Back when it mattered, you used to be certain. You would ally yourself and endlessly argue the merits in comic-book stores or at a convention at the airport Ramada. DC Comics, led by Superman, was for people who adored the fantasy, the Ubermensch triumphant. These readers loved skyscrapers and archvillains and sidekicks, billowing flags, unerring ethical strength.
Marvel, led by Spider-Man, was a place for the smart but troubled reader, the deeply weird. They loved the night, the underground, accidents in the lab. All that dialogue, so many thought balloons! The heroes always on some emotional ledge, and the hubris of it all -- a grittiness that came with saving the world.
DC was about younger kids in back yards, wearing bath towel capes, leaping from treehouses.

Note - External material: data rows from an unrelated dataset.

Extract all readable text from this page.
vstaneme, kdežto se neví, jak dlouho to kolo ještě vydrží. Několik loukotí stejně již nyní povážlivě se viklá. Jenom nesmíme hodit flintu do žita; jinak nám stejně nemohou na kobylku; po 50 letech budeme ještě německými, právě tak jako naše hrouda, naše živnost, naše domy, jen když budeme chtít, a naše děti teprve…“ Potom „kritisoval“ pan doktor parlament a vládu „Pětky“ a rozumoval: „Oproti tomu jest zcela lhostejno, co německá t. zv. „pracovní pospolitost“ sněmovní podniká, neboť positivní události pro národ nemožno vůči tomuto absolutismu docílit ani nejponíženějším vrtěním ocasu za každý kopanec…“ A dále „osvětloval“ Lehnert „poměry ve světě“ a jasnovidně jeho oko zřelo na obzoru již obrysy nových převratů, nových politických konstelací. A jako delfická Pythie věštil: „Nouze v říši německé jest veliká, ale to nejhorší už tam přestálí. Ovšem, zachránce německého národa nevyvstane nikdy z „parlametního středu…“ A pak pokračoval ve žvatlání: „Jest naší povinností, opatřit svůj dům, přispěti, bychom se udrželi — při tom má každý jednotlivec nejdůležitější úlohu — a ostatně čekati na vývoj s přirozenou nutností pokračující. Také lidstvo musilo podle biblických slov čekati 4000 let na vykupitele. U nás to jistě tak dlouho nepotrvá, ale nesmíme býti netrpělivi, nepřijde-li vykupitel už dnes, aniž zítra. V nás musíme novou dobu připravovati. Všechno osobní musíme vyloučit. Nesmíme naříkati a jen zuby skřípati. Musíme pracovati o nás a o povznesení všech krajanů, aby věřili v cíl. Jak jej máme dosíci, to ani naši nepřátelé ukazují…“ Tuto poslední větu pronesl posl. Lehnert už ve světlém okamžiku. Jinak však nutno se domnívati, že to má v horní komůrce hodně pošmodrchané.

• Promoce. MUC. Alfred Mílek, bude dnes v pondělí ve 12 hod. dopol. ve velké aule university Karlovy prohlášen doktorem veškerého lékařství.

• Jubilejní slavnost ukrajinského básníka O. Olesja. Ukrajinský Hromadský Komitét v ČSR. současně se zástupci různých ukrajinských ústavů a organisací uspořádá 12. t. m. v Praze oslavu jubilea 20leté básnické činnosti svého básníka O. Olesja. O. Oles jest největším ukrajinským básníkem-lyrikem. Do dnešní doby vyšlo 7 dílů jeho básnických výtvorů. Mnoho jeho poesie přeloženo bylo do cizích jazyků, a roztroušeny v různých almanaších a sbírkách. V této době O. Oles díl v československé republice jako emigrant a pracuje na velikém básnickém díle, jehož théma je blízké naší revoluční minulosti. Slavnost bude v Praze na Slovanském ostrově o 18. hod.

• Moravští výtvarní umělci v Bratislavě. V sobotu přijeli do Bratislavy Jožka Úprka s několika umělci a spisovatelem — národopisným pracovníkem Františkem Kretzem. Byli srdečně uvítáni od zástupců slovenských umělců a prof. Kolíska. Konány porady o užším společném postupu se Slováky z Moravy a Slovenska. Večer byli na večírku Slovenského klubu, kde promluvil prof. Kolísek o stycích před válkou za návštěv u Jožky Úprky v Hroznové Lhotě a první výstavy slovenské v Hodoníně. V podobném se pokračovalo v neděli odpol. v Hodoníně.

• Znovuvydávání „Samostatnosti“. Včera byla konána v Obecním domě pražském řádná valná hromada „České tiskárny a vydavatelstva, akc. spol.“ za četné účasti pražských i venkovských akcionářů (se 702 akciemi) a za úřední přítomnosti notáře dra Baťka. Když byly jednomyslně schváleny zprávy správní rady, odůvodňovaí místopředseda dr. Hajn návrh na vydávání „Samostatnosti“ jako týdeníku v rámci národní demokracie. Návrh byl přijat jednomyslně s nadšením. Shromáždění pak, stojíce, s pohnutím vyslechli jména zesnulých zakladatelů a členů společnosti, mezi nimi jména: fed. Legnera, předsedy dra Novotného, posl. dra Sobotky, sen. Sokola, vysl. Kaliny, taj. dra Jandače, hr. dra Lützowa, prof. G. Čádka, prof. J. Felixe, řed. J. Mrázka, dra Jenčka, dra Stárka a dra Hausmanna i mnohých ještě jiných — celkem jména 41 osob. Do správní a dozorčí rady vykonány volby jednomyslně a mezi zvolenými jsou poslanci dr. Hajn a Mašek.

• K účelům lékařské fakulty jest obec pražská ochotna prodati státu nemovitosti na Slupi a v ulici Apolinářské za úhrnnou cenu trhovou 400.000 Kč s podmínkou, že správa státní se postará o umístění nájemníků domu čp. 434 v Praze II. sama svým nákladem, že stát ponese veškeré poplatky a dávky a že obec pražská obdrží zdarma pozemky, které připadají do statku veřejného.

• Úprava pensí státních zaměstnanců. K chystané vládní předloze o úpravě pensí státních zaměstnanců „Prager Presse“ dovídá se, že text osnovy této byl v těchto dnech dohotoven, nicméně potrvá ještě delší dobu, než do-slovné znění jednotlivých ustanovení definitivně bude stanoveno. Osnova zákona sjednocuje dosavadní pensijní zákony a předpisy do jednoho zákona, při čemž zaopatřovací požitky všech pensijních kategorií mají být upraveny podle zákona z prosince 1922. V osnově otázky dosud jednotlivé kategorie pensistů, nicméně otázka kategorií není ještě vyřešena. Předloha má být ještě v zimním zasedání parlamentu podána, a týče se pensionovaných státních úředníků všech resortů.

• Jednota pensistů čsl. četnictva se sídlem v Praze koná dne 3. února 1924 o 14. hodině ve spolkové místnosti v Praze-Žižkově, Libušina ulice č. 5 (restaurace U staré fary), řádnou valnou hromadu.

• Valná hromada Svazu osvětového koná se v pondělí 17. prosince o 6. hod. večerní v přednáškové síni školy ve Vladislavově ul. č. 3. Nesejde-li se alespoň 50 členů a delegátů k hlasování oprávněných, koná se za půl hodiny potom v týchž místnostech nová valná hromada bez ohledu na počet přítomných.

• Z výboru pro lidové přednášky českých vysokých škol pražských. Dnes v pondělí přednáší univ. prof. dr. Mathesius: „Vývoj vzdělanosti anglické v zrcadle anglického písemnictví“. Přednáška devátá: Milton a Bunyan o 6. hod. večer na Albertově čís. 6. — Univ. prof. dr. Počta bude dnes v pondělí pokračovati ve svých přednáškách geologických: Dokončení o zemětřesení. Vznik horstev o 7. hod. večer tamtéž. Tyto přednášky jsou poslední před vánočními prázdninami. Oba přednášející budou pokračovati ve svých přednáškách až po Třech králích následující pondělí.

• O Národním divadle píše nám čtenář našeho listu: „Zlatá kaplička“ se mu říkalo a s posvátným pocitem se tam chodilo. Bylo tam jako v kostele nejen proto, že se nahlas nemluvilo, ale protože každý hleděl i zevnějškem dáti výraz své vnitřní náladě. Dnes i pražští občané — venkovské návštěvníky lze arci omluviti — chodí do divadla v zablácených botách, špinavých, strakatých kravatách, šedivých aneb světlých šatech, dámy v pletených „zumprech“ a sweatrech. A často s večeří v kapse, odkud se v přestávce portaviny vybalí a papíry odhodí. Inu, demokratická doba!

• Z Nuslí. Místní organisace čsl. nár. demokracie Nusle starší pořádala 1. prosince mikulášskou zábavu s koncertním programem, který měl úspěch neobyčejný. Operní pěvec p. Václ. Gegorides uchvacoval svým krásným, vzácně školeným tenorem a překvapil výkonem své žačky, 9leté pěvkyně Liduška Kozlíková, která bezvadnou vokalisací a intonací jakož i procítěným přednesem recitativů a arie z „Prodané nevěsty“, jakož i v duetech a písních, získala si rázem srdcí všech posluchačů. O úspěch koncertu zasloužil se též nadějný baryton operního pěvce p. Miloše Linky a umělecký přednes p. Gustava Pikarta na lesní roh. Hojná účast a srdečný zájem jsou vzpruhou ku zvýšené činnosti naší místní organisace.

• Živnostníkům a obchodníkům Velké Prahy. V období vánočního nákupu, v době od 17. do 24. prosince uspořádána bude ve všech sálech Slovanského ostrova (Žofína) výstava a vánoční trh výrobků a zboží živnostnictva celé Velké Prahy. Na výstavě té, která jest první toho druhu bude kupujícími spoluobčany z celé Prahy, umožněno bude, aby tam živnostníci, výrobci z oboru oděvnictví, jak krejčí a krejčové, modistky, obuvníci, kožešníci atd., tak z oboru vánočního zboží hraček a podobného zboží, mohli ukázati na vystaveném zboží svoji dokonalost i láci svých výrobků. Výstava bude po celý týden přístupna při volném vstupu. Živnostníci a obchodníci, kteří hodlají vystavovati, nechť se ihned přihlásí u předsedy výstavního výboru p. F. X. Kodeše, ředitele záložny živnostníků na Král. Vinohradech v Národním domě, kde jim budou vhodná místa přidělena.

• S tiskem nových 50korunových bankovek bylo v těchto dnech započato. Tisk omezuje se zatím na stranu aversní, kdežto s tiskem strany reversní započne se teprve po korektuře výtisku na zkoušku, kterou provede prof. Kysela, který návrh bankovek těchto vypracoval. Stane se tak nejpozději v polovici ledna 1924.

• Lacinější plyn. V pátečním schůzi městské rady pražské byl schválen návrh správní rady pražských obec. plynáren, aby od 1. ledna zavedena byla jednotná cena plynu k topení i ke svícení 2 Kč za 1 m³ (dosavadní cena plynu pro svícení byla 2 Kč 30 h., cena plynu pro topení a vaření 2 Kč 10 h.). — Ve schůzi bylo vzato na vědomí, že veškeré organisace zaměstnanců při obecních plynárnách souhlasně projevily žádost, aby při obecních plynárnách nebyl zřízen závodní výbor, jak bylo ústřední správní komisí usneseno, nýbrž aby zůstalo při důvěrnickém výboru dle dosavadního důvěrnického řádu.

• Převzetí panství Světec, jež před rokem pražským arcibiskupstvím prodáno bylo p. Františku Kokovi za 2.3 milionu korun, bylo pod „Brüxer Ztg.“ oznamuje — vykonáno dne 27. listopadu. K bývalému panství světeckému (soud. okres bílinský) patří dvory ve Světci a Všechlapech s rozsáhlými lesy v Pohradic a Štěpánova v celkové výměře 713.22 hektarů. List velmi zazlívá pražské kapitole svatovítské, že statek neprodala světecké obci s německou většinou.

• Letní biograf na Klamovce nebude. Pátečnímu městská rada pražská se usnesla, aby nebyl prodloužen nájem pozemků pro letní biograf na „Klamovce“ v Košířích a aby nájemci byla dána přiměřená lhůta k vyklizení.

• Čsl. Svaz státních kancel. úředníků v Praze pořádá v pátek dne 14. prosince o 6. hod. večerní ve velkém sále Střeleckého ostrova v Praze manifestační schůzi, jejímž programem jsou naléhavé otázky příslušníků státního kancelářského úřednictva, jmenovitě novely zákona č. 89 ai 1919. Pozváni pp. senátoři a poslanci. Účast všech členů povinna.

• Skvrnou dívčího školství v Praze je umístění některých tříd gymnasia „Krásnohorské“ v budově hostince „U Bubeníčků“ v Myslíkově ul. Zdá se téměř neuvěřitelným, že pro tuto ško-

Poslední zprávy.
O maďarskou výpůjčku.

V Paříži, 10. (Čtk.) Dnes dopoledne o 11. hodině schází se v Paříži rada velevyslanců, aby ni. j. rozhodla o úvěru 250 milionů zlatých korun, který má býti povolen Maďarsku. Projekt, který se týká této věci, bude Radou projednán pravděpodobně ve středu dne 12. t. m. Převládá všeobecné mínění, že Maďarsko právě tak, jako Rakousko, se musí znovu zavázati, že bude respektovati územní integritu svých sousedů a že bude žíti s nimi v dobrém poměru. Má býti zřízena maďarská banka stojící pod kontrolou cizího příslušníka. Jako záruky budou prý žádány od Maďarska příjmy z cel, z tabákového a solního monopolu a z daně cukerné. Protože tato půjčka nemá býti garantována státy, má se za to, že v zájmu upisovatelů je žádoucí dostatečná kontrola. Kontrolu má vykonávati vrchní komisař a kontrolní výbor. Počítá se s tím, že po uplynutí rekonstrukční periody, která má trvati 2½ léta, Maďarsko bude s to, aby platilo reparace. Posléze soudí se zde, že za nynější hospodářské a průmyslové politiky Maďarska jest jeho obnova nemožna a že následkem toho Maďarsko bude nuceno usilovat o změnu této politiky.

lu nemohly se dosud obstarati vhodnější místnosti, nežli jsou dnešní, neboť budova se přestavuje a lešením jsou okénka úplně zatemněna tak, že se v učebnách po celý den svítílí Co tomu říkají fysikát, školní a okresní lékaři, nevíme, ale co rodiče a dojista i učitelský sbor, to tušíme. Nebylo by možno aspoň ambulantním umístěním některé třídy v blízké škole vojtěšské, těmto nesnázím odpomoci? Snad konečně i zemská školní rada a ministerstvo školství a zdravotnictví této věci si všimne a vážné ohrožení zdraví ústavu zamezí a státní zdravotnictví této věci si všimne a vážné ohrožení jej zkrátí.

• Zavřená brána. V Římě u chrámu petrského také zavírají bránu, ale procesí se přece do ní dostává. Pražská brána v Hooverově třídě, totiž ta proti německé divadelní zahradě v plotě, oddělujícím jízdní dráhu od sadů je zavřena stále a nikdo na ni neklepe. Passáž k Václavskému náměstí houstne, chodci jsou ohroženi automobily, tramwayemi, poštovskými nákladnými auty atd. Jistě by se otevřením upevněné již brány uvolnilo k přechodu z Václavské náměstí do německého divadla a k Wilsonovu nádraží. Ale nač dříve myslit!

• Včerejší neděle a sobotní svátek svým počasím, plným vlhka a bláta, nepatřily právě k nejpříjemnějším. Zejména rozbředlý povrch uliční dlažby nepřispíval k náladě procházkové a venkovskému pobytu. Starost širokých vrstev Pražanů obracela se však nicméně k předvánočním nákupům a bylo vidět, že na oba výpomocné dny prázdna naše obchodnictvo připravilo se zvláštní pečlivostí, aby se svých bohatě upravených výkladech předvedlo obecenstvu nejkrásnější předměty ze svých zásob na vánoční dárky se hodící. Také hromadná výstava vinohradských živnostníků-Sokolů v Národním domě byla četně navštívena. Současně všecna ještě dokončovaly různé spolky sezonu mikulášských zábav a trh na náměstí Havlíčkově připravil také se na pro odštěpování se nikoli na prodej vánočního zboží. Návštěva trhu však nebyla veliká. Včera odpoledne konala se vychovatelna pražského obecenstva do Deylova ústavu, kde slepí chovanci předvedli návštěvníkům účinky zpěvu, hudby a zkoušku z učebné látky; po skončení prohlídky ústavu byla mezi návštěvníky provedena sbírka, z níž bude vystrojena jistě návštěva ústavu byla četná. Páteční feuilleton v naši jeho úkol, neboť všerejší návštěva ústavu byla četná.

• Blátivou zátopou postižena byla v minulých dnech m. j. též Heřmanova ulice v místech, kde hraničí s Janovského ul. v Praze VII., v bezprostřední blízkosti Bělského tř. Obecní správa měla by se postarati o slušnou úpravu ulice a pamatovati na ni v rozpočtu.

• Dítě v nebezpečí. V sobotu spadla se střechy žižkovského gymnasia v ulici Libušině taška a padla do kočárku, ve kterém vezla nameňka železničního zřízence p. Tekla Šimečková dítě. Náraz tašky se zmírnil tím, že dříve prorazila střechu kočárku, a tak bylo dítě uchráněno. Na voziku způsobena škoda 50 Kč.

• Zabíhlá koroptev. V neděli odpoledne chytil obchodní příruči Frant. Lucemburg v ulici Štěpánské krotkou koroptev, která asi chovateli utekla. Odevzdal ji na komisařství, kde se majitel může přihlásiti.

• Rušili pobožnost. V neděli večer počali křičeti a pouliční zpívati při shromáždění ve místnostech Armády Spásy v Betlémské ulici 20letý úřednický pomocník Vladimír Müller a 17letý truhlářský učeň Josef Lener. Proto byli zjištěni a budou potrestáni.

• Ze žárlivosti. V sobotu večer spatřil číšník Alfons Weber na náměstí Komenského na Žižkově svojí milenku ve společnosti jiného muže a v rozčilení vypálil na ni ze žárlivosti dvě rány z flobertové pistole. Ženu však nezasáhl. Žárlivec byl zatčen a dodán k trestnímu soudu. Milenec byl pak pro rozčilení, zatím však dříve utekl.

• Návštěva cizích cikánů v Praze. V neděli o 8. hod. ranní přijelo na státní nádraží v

Marvel was about older kids in basements, possibly stoned, deconstructing Thor.
DC invented places to go -- Metropolis, Gotham City, Paradise Island.
In the Marvel universe, New York is New York, and it's nothing but trouble.
DC: It was always the Fourth of July.
Marvel: It was always Halloween.
It was easy for my brothers and me. We were all Marvel Men. We didn't care for the cool professionalism, the perfection, of Superman, Aquaman or the Flash. For us the oddballs, the weirdos, the tortured souls: Spider Man, Iron Man, the Hulk, the Fantastic Four, Seargant Fury, and Shang Chai, Master of Kung-Fu (and son of the evil Fu Manchu).
On the DC side, maybe Batman had enough skin in the game--but that was it.
Of course, we love the Superman: the Movie. We weren't crazy.